The increase to minimum wages will help workers cope with inflation |
It is a move the Ministry of Labour, Invalids and Social Affairs (MoLISA) said would not blunt Vietnam’s competitive edge on labour costs.
In a proposal sent to the government early this month, MoLISA proposed raising minimum salaries on October 1. The salary hike is an annual part of the government’s 2008-2012 roadmap, but this year it will be implemented one quarter earlier than originally scheduled.
Under the MoLISA proposal, the increases will be divided into four zones. In the first zone covering the urban districts of Hanoi and Ho Chi Minh City, the monthly minimum salary will be VND1.9 million ($91.7), an increase of 22.5 per cent. In the fourth zone covering localities having underdeveloped conditions for a developing economy, the new minimum wage will be VND1.4 million ($67.6), up 27.2 per cent. The new minimum salaries will apply to both domestic and foreign-invested enterprises operating in Vietnam.
Pham Minh Huan, MoLISA Vice Minister, said the increase aimed to ensure the livelihood of workers affected by high inflation, which rose to 20.82 per cent in June year-on-year.
“Due to high inflation, we have proposed that the government increase the minimum salary in the last quarter of this year, instead of in the first quarter of next year,” said Huan.
But the proposal, which comes at time when foreign manufacturers are losing confidence in Vietnam because of economic instability, power shortages and labour unrest, raises questions about whether Vietnam will loose its advantage of low labour cost.
However, Huan believes this salary hike would not put a dint in the country’s low labour cost advantage.
A survey of 95 Japanese manufacturing firms operating in Vietnam conducted by the Japan External Trade Organisation late last year showed that the average monthly salary for workers in manufacturing sector in Vietnam was only $107 per month, while for China the figure was $303. In Malaysia, the salary was $298, Indian workers earned $269, Thai workers $263, their Filipino counterparts $212 and Indonesian employees $182.
In Asia, only Cambodia, Bangladesh and Myanmar can offer average monthly salaries for a manufacturing worker lower than those of Vietnam. But the average monthly salary in Vietnam has actually come down in dollar terms since February 2011 when the government depreciated the dong for the fourth time in 15 months.
In fact, more and more international companies have moved production to Vietnam to take advantage of low labour costs. Nike, the world’s leading sport equipment and clothes producer, is one example. Last year, Vietnam produced 37 per cent of Nike shoes, surpassing China’s 36 per cent and becoming Nike’s largest outsourcing country in the process. With the next salary hike, the new minimum salary is still below $100. And the real average salary that workers usually receive from foreign employers is just a little higher than the minimum salary.

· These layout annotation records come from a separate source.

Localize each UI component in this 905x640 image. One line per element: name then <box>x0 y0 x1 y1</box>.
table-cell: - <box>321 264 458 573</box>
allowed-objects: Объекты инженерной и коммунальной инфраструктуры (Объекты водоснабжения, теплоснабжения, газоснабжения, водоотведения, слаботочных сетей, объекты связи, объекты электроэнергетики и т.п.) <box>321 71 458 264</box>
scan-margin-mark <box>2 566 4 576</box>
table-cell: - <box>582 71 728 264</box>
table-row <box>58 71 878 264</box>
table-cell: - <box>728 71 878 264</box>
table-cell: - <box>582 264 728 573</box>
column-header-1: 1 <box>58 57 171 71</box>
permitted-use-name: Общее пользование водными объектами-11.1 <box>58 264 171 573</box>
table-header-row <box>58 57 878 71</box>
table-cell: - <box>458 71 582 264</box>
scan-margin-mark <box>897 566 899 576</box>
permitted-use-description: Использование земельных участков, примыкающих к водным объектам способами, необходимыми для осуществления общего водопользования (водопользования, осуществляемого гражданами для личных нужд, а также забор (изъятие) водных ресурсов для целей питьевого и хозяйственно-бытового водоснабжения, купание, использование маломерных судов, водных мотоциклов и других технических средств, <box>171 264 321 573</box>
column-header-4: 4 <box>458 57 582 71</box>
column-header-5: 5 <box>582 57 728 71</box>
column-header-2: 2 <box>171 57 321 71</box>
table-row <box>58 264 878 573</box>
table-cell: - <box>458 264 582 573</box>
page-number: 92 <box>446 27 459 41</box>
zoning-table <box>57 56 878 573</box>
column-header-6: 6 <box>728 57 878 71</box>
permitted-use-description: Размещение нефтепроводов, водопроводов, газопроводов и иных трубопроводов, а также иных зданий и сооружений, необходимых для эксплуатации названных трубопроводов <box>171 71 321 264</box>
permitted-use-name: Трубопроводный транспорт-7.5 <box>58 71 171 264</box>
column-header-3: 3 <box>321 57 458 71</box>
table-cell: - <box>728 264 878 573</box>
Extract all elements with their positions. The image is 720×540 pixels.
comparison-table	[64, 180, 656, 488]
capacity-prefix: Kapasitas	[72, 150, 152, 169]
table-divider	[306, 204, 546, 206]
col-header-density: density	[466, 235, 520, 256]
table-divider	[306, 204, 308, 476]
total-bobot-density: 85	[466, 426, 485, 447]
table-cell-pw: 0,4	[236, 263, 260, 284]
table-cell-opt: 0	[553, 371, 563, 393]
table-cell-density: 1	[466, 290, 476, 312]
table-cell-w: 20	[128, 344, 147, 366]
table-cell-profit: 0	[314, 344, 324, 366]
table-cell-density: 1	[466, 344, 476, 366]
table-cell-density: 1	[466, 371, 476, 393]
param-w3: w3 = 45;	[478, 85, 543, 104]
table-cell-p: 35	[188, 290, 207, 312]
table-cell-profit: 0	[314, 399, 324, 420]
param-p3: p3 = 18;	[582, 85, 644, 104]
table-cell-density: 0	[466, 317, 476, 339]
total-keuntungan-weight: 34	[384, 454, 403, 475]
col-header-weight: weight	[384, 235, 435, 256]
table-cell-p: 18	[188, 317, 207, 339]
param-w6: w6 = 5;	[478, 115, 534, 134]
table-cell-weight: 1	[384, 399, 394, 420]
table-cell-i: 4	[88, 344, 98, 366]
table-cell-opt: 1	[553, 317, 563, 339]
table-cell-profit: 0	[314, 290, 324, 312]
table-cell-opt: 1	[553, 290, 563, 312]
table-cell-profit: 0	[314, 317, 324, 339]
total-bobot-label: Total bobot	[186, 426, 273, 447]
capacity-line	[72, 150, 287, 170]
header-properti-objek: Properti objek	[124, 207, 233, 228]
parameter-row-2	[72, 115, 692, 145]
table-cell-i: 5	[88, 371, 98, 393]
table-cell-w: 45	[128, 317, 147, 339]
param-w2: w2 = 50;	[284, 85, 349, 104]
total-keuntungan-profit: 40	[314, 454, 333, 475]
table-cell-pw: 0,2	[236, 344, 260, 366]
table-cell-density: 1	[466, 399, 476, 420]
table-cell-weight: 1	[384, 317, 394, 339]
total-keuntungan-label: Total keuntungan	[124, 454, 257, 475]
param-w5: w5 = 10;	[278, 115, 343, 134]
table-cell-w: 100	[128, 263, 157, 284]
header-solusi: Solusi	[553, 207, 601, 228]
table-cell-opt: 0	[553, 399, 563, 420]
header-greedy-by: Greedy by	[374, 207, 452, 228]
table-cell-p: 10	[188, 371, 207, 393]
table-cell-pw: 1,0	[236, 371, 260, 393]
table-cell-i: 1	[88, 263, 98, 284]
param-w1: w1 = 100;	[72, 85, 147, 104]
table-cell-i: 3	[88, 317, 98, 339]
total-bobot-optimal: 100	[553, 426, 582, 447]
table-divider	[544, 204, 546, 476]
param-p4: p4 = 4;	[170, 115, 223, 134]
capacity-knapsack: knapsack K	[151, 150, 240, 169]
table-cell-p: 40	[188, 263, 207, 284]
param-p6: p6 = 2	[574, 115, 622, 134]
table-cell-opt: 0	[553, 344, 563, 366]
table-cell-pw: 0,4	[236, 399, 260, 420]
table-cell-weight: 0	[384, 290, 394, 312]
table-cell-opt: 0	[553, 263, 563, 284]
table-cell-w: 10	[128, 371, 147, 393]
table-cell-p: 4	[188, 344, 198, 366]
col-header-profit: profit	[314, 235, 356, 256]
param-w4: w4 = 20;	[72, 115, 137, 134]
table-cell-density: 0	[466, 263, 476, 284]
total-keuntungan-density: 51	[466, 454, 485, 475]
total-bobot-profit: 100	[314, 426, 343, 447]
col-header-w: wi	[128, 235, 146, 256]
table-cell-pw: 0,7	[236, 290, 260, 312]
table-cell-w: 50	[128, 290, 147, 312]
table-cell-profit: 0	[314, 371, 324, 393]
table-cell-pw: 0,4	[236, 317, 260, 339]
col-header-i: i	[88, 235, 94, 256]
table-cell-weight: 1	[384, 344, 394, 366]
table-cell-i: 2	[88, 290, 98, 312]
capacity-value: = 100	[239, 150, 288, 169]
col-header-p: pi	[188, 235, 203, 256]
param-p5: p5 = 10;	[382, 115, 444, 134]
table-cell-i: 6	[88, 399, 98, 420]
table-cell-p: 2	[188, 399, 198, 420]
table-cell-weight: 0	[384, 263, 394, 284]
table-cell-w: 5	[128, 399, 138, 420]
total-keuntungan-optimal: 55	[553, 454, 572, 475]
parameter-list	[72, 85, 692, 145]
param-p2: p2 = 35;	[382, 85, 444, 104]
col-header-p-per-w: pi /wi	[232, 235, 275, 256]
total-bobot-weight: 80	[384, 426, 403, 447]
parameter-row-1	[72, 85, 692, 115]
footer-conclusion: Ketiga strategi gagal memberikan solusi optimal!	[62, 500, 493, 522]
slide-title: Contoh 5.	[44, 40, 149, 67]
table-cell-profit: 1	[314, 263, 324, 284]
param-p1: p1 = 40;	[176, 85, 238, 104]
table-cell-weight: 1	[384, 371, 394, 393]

“Even with the recent salary hikes, Vietnam remains relatively cheap against other competitors,” said Hong Sun, general secretary at Korea Chamber of Commerce and Industry in Vietnam.

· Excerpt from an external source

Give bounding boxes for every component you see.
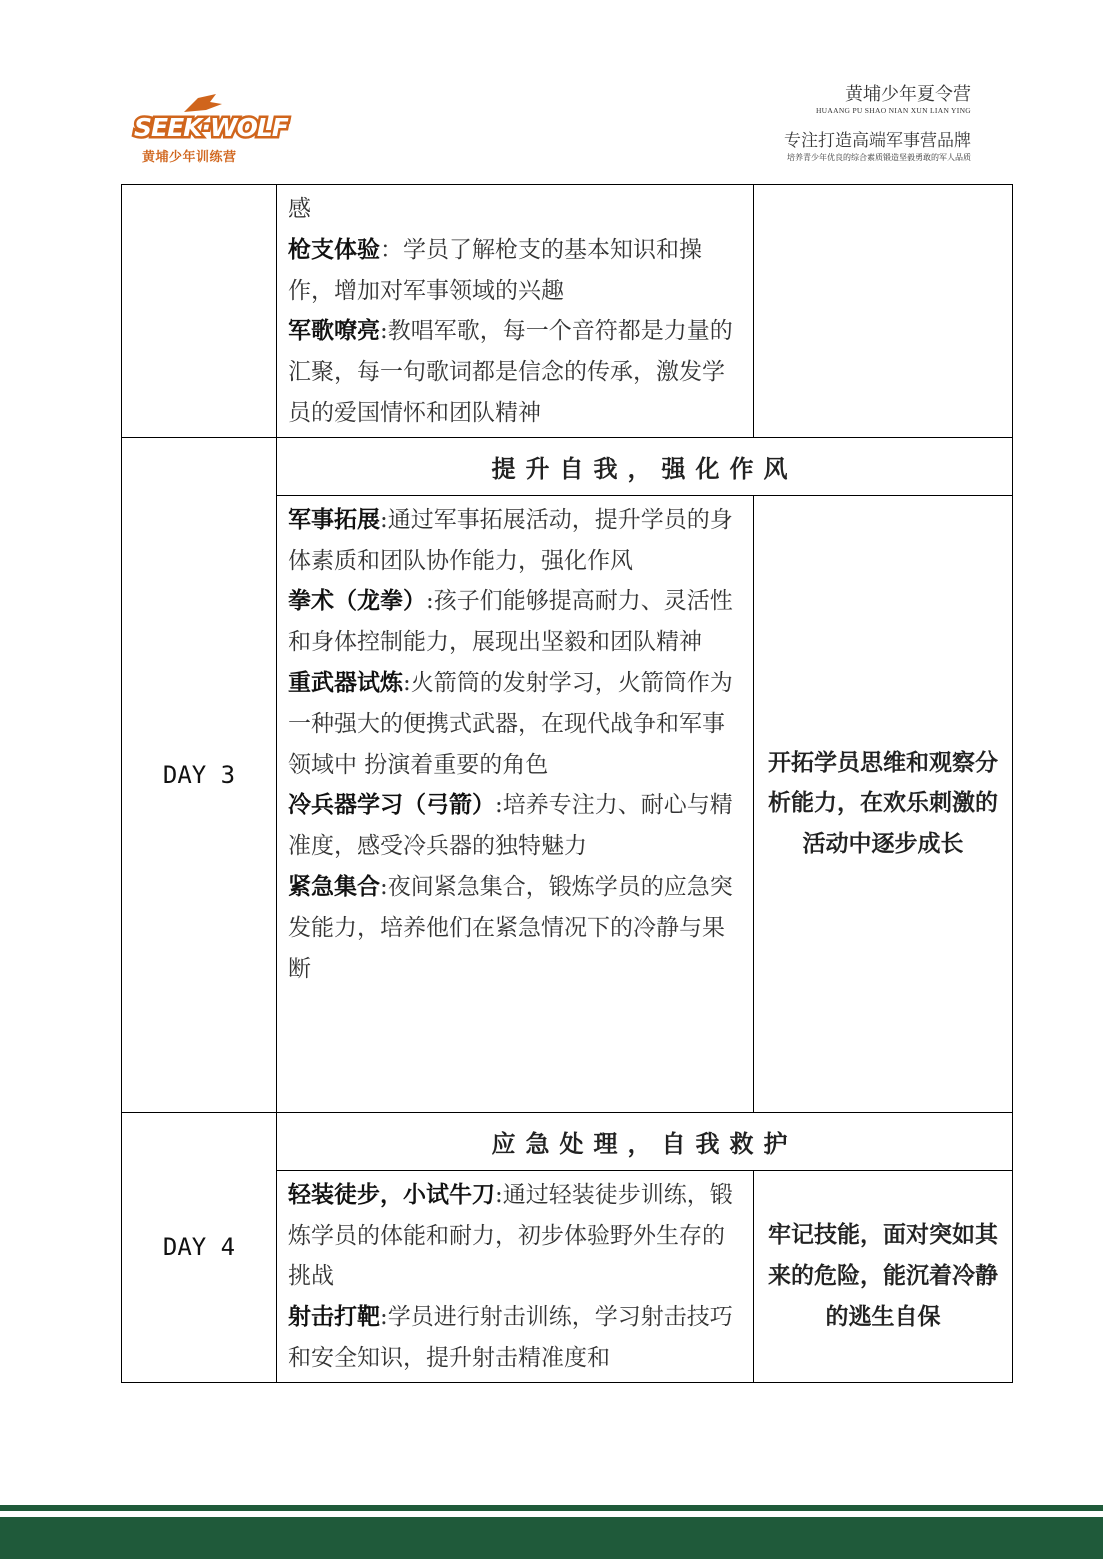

A survey of Japan Bank for International Corporation showed that only 21.2 per cent of manufacturers in Vietnam were concerned about the rise of labour costs while this proportion in Thailand was 25 per cent. In China, this concern was much higher at 63.7 per cent and in India it stood at 43.9 per cent.
The biggest labour issue facing foreign manufacturers in Vietnam is not rising labour costs but the difficulty in recruiting workers. A labour shortage last year forced Japanese Canon Corporation to build a printer manufacturing factory in Thailand instead of Vietnam.

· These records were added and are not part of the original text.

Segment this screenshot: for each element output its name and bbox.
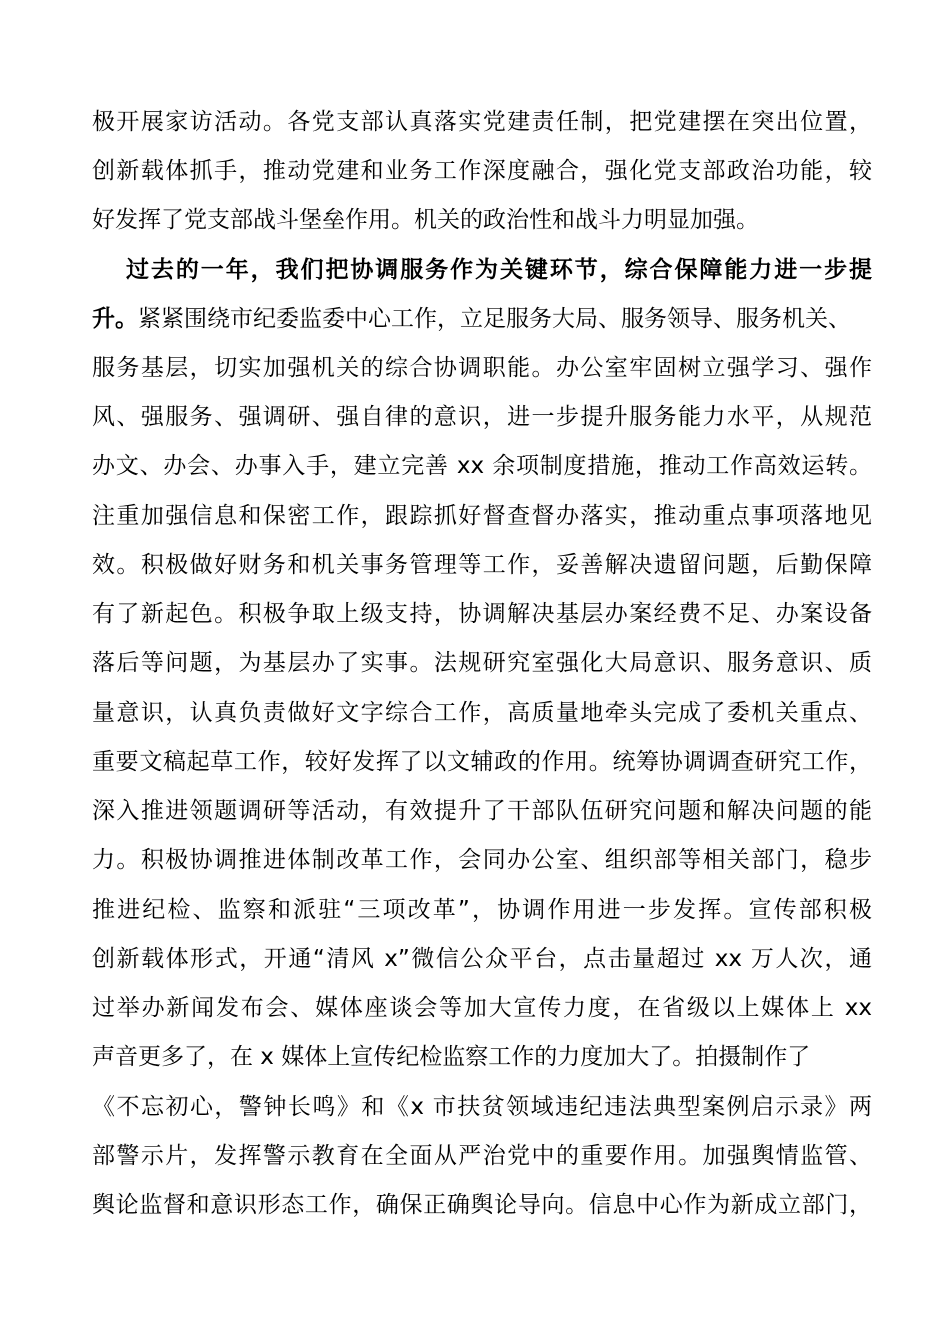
text-span: 紧紧围绕市纪委监委中心工作，立足服务大局、服务领导、服务机关、 xyxy=(138,306,851,332)
text-line: 效。积极做好财务和机关事务管理等工作，妥善解决遗留问题，后勤保障 xyxy=(92,552,872,578)
text-line: 舆论监督和意识形态工作，确保正确舆论导向。信息中心作为新成立部门， xyxy=(92,1192,872,1218)
text-line: 风、强服务、强调研、强自律的意识，进一步提升服务能力水平，从规范 xyxy=(92,404,872,430)
text-line xyxy=(92,299,872,339)
text-line: 《不忘初心，警钟长鸣》和《x 市扶贫领域违纪违法典型案例启示录》两 xyxy=(92,1094,872,1120)
text-line: 服务基层，切实加强机关的综合协调职能。办公室牢固树立强学习、强作 xyxy=(92,355,872,381)
text-line: 声音更多了，在 x 媒体上宣传纪检监察工作的力度加大了。拍摄制作了 xyxy=(92,1044,811,1070)
text-line: 有了新起色。积极争取上级支持，协调解决基层办案经费不足、办案设备 xyxy=(92,601,872,627)
text-line: 力。积极协调推进体制改革工作，会同办公室、组织部等相关部门，稳步 xyxy=(92,847,872,873)
text-line: 落后等问题，为基层办了实事。法规研究室强化大局意识、服务意识、质 xyxy=(92,650,872,676)
text-line: 极开展家访活动。各党支部认真落实党建责任制，把党建摆在突出位置， xyxy=(92,109,872,135)
text-line: 注重加强信息和保密工作，跟踪抓好督查督办落实，推动重点事项落地见 xyxy=(92,503,872,529)
section-heading: 过去的一年，我们把协调服务作为关键环节，综合保障能力进一步提 xyxy=(126,257,872,283)
section-heading-end: 升。 xyxy=(92,306,138,332)
text-line: 深入推进领题调研等活动，有效提升了干部队伍研究问题和解决问题的能 xyxy=(92,798,872,824)
text-line: 推进纪检、监察和派驻“三项改革”，协调作用进一步发挥。宣传部积极 xyxy=(92,897,872,923)
text-line: 办文、办会、办事入手，建立完善 xx 余项制度措施，推动工作高效运转。 xyxy=(92,453,872,479)
text-line: 部警示片，发挥警示教育在全面从严治党中的重要作用。加强舆情监管、 xyxy=(92,1143,872,1169)
text-line: 好发挥了党支部战斗堡垒作用。机关的政治性和战斗力明显加强。 xyxy=(92,207,759,233)
text-line: 重要文稿起草工作，较好发挥了以文辅政的作用。统筹协调调查研究工作， xyxy=(92,749,872,775)
text-line: 量意识，认真负责做好文字综合工作，高质量地牵头完成了委机关重点、 xyxy=(92,700,872,726)
text-line: 过举办新闻发布会、媒体座谈会等加大宣传力度，在省级以上媒体上 xx xyxy=(92,995,872,1021)
text-line: 创新载体抓手，推动党建和业务工作深度融合，强化党支部政治功能，较 xyxy=(92,158,872,184)
text-line: 创新载体形式，开通“清风 x”微信公众平台，点击量超过 xx 万人次，通 xyxy=(92,946,872,972)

But Ngo Chi Hung, vice head of Hanoi Industrial and Export Processing Zone Management Authority, said the salary hike would also ease the recruiting difficulty for foreign manufacturers. He said most of the 257 foreign-invested companies in Hanoi’s industrial zones paid salaries to workers at the minimum level which led workers to leave factories seeking higher wages.
Most of 34 strikes in the capital’s industrial zones since early this year were wage-related, added Hung.
The situation is similar in Bac Ninh province, home to projects run by companies including Samsung, Foxconn, Tyco, Pepsico, and Canon and considered a manufacturing hub in northern Vietnam.
Bui Hong Mai, vice head of Bac Ninh Industrial Parks Management Authority, said the province had witnessed 14 wildcat strikes occurred at foreign-invested companies. All of them were the result of wage issues.
“The salary hike would help workers cope with high inflation and ease labour unrest at foreign invested companies,” Mai said.